Leetcode 1691. Maximum Height by Stacking Cuboids  Summary and Q&A
TL;DR
This video explains how to stack cuboids for maximum height by comparing dimensions.
Key Insights
 🎮 The video illustrates the concept of dimension comparison among cuboids to devise a stacking strategy.
 ❓ It highlights the importance of both sorting and rotation in maximizing height when stacking cuboids.
 🤩 Understanding the geometric constraints is key to forming valid stacking combinations.
 The Longest Increasing Subsequence serves as an effective method for determining maximum heights in this type of problem.
 Achieving a correct implementation requires careful attention to the sorting order and condition checks.
 ❓ The cuboid stacking problem combines elements of dynamic programming with greedy algorithms for effective height maximization.
 🎮 The analysis showcased in the video ensures clarity through visual representations and practical examples.
Transcript
hey there everyone welcome back to lead coding in this video we will be solving the question number four of lead code vt contest 219 name of the problem is maximum height by stacking cuboids the problem statement is we are given n cuboids where the dimensions of the ith cuboid is given as width length and height choose a subset of cuboids and place... Read More
Questions & Answers
Q: What is the main goal of stacking cuboids in this problem?
The main goal is to select a subset of cuboids and stack them on each other to achieve the maximum height possible, while ensuring that each cuboid placed on top adheres to dimension constraints compared to the cuboid below.
Q: Can you explain the rotation of cuboids for stacking?
Yes, the rotation allows for each cuboid to be repositioned so that the largest dimension can serve as the height.

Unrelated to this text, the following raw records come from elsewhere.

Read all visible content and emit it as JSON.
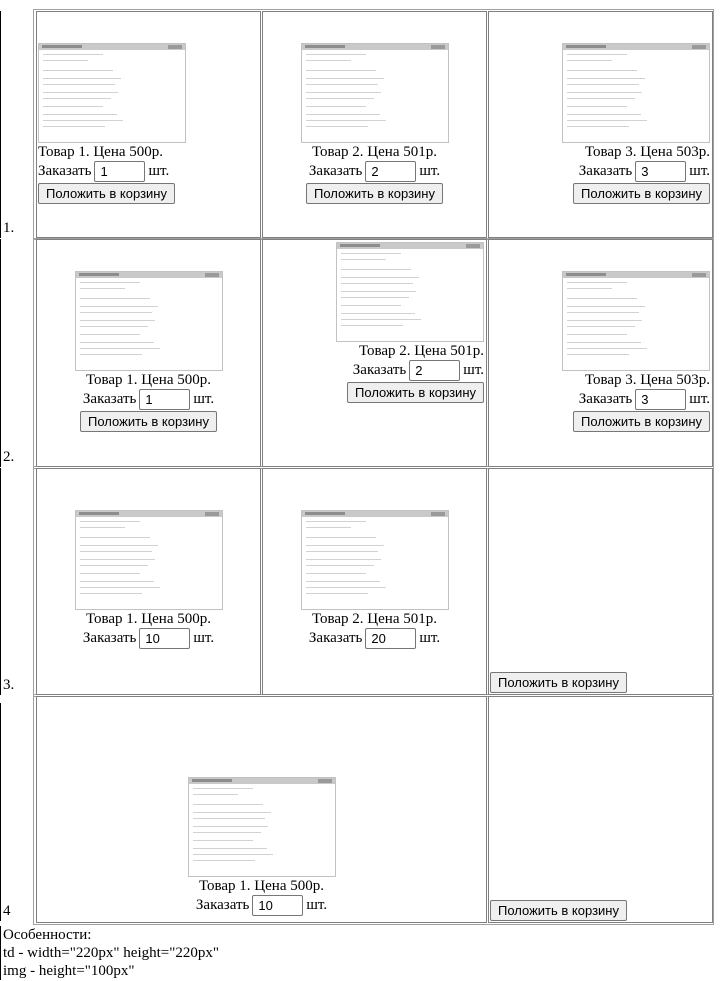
{
  "rows": [
    {
      "label": "1.",
      "cells": [
        {
          "title": "Товар 1. Цена 500р.",
          "order_label": "Заказать",
          "qty": "1",
          "unit": "шт.",
          "button": "Положить в корзину",
          "image": "screenshot-thumbnail"
        },
        {
          "title": "Товар 2. Цена 501р.",
          "order_label": "Заказать",
          "qty": "2",
          "unit": "шт.",
          "button": "Положить в корзину",
          "image": "screenshot-thumbnail"
        },
        {
          "title": "Товар 3. Цена 503р.",
          "order_label": "Заказать",
          "qty": "3",
          "unit": "шт.",
          "button": "Положить в корзину",
          "image": "screenshot-thumbnail"
        }
      ]
    },
    {
      "label": "2.",
      "cells": [
        {
          "title": "Товар 1. Цена 500р.",
          "order_label": "Заказать",
          "qty": "1",
          "unit": "шт.",
          "button": "Положить в корзину",
          "image": "screenshot-thumbnail"
        },
        {
          "title": "Товар 2. Цена 501р.",
          "order_label": "Заказать",
          "qty": "2",
          "unit": "шт.",
          "button": "Положить в корзину",
          "image": "screenshot-thumbnail"
        },
        {
          "title": "Товар 3. Цена 503р.",
          "order_label": "Заказать",
          "qty": "3",
          "unit": "шт.",
          "button": "Положить в корзину",
          "image": "screenshot-thumbnail"
        }
      ]
    },
    {
      "label": "3.",
      "cells": [
        {
          "title": "Товар 1. Цена 500р.",
          "order_label": "Заказать",
          "qty": "10",
          "unit": "шт.",
          "image": "screenshot-thumbnail"
        },
        {
          "title": "Товар 2. Цена 501р.",
          "order_label": "Заказать",
          "qty": "20",
          "unit": "шт.",
          "image": "screenshot-thumbnail"
        },
        {
          "button": "Положить в корзину"
        }
      ]
    },
    {
      "label": "4",
      "cells": [
        {
          "title": "Товар 1. Цена 500р.",
          "order_label": "Заказать",
          "qty": "10",
          "unit": "шт.",
          "image": "screenshot-thumbnail"
        },
        {
          "button": "Положить в корзину"
        }
      ]
    }
  ],
  "notes": {
    "heading": "Особенности:",
    "line1": "td - width=\"220px\" height=\"220px\"",
    "line2": "img - height=\"100px\""
  }
}
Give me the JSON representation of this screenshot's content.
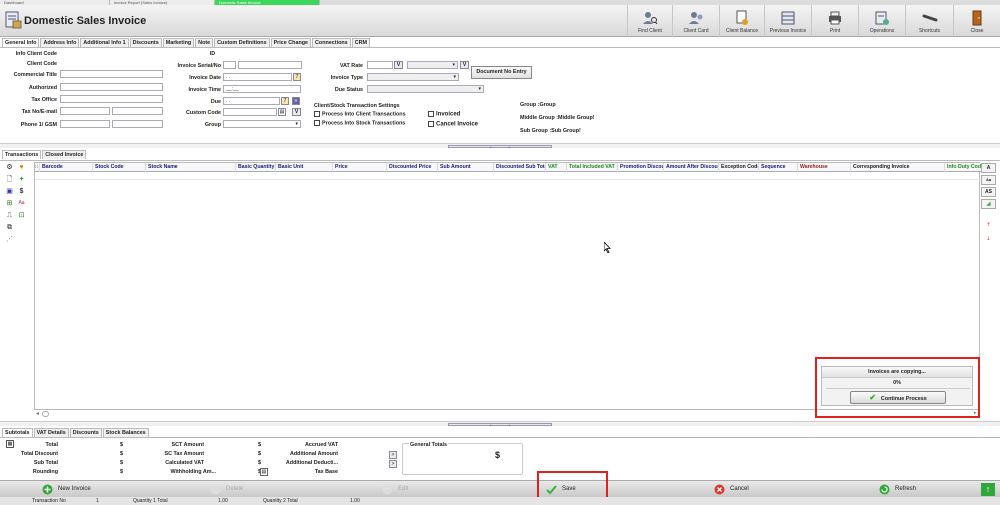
{
  "window_tabs": [
    "Dashboard",
    "Invoice Report (Sales Invoice)",
    "Domestic Sales Invoice"
  ],
  "app": {
    "title": "Domestic Sales Invoice"
  },
  "toolbar": [
    {
      "label": "Find Client",
      "icon": "find-client-icon"
    },
    {
      "label": "Client Card",
      "icon": "client-card-icon"
    },
    {
      "label": "Client Balance",
      "icon": "client-balance-icon"
    },
    {
      "label": "Previous Invoice",
      "icon": "previous-invoice-icon"
    },
    {
      "label": "Print",
      "icon": "printer-icon"
    },
    {
      "label": "Operations",
      "icon": "operations-icon"
    },
    {
      "label": "Shortcuts",
      "icon": "shortcuts-icon"
    },
    {
      "label": "Close",
      "icon": "close-door-icon"
    }
  ],
  "form_tabs": [
    "General Info",
    "Address Info",
    "Additional Info 1",
    "Discounts",
    "Marketing",
    "Note",
    "Custom Definitions",
    "Price Change",
    "Connections",
    "CRM"
  ],
  "form": {
    "info_client_code": "Info Client Code",
    "client_code": "Client Code",
    "commercial_title": "Commercial Title",
    "authorized": "Authorized",
    "tax_office": "Tax Office",
    "tax_no_email": "Tax No/E-mail",
    "phone_gsm": "Phone 1/ GSM",
    "id": "ID",
    "invoice_serial_no": "Invoice Serial/No",
    "invoice_date": "Invoice Date",
    "invoice_date_value": ". .",
    "invoice_time": "Invoice Time",
    "invoice_time_value": "__:__",
    "due": "Due",
    "due_value": ". .",
    "custom_code": "Custom Code",
    "group": "Group",
    "vat_rate": "VAT Rate",
    "invoice_type": "Invoice Type",
    "due_status": "Due Status",
    "document_no_entry": "Document No Entry",
    "settings_title": "Client/Stock Transaction Settings",
    "process_client": "Process Into Client Transactions",
    "process_stock": "Process Into Stock Transactions",
    "invoiced": "Invoiced",
    "cancel_invoice": "Cancel Invoice",
    "group_info": "Group :Group",
    "middle_group_info": "Middle Group :Middle Group!",
    "sub_group_info": "Sub Group :Sub Group!",
    "v_label": "V"
  },
  "transaction_tabs": [
    "Transactions",
    "Closed Invoice"
  ],
  "grid": {
    "columns": [
      {
        "label": "Barcode",
        "color": "#1a1a7a"
      },
      {
        "label": "Stock Code",
        "color": "#1a1a7a"
      },
      {
        "label": "Stock Name",
        "color": "#1a1a7a"
      },
      {
        "label": "Basic Quantity",
        "color": "#1a1a7a"
      },
      {
        "label": "Basic Unit",
        "color": "#1a1a7a"
      },
      {
        "label": "Price",
        "color": "#1a1a7a"
      },
      {
        "label": "Discounted Price",
        "color": "#1a1a7a"
      },
      {
        "label": "Sub Amount",
        "color": "#1a1a7a"
      },
      {
        "label": "Discounted Sub Total",
        "color": "#1a1a7a"
      },
      {
        "label": "VAT",
        "color": "#1a8a1a"
      },
      {
        "label": "Total Included VAT",
        "color": "#1a8a1a"
      },
      {
        "label": "Promotion Discount",
        "color": "#1a1a7a"
      },
      {
        "label": "Amount After Discount",
        "color": "#1a1a7a"
      },
      {
        "label": "Exception Code",
        "color": "#1a1a1a"
      },
      {
        "label": "Sequence",
        "color": "#1a1a7a"
      },
      {
        "label": "Warehouse",
        "color": "#9a1a1a"
      },
      {
        "label": "Corresponding Invoice",
        "color": "#1a1a1a"
      },
      {
        "label": "Info Duty Code",
        "color": "#1a8a1a"
      }
    ]
  },
  "dialog": {
    "title": "Invoices are copying...",
    "percent_text": "0%",
    "progress": 0,
    "button": "Continue Process"
  },
  "subtotal_tabs": [
    "Subtotals",
    "VAT Details",
    "Discounts",
    "Stock Balances"
  ],
  "subtotals": {
    "col1": [
      "Total",
      "Total Discount",
      "Sub Total",
      "Rounding"
    ],
    "col2": [
      "SCT Amount",
      "SC Tax Amount",
      "Calculated VAT",
      "Withholding Am..."
    ],
    "col3": [
      "Accrued VAT",
      "Additional Amount",
      "Additional Deducti...",
      "Tax Base"
    ],
    "currency": "$",
    "general_totals": "General Totals",
    "arrow": ">"
  },
  "bottom_buttons": {
    "new_invoice": "New Invoice",
    "delete": "Delete",
    "edit": "Edit",
    "save": "Save",
    "cancel": "Cancel",
    "refresh": "Refresh"
  },
  "status": {
    "transaction_no_label": "Transaction No",
    "transaction_no_value": "1",
    "quantity1_label": "Quantity 1 Total",
    "quantity1_value": "1.00",
    "quantity2_label": "Quantity 2 Total",
    "quantity2_value": "1.00"
  },
  "colors": {
    "accent": "#3cd65a",
    "highlight": "#e02020"
  }
}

This ensures the cuboid fits correctly onto another, enhancing the possibilities for stacking without breaking the dimension constraints.
Q: What algorithmic approach is suggested for solving this problem?
The solution involves sorting the dimensions of each cuboid, followed by implementing a form of the Longest Increasing Subsequence algorithm to find the maximum height achievable by valid stackings. The sorting of cuboids simplifies the detection of valid stacking sequences.
Q: Why is sorting the cuboids significant?
Sorting the cuboids is significant as it allows for an organized way to compare dimensions and ascertain valid placements for stacking. It also aids in simplifying the search for the Longest Increasing Subsequence, essential for solving the problem efficiently.
Q: What is the time complexity of the proposed solution?
The overall time complexity of the solution is O(n^2) due to the nested loops involved in calculating the Longest Increasing Subsequence after sorting the cuboids. The sorting step adds an O(n log n) complexity, but the dominating factor remains O(n^2).
Q: What are the conditions needed for one cuboid to be placed on another?
A cuboid can be placed on another if its width, length, and height dimensions are all less than or equal to the dimensions of the lower cuboid. This is critical in ensuring stability in the stacking configuration.
Summary & Key Takeaways

The video discusses the problem of stacking cuboids, adhering to specific dimension constraints, to achieve the maximum possible height.

It demonstrates how to rotate cuboids and apply a greedy approach to establish the largest dimension as the height, justifying the logic with examples.

It outlines an algorithm to sort cuboids by dimensions and utilize the Longest Increasing Subsequence method for calculating the optimal stacking arrangement.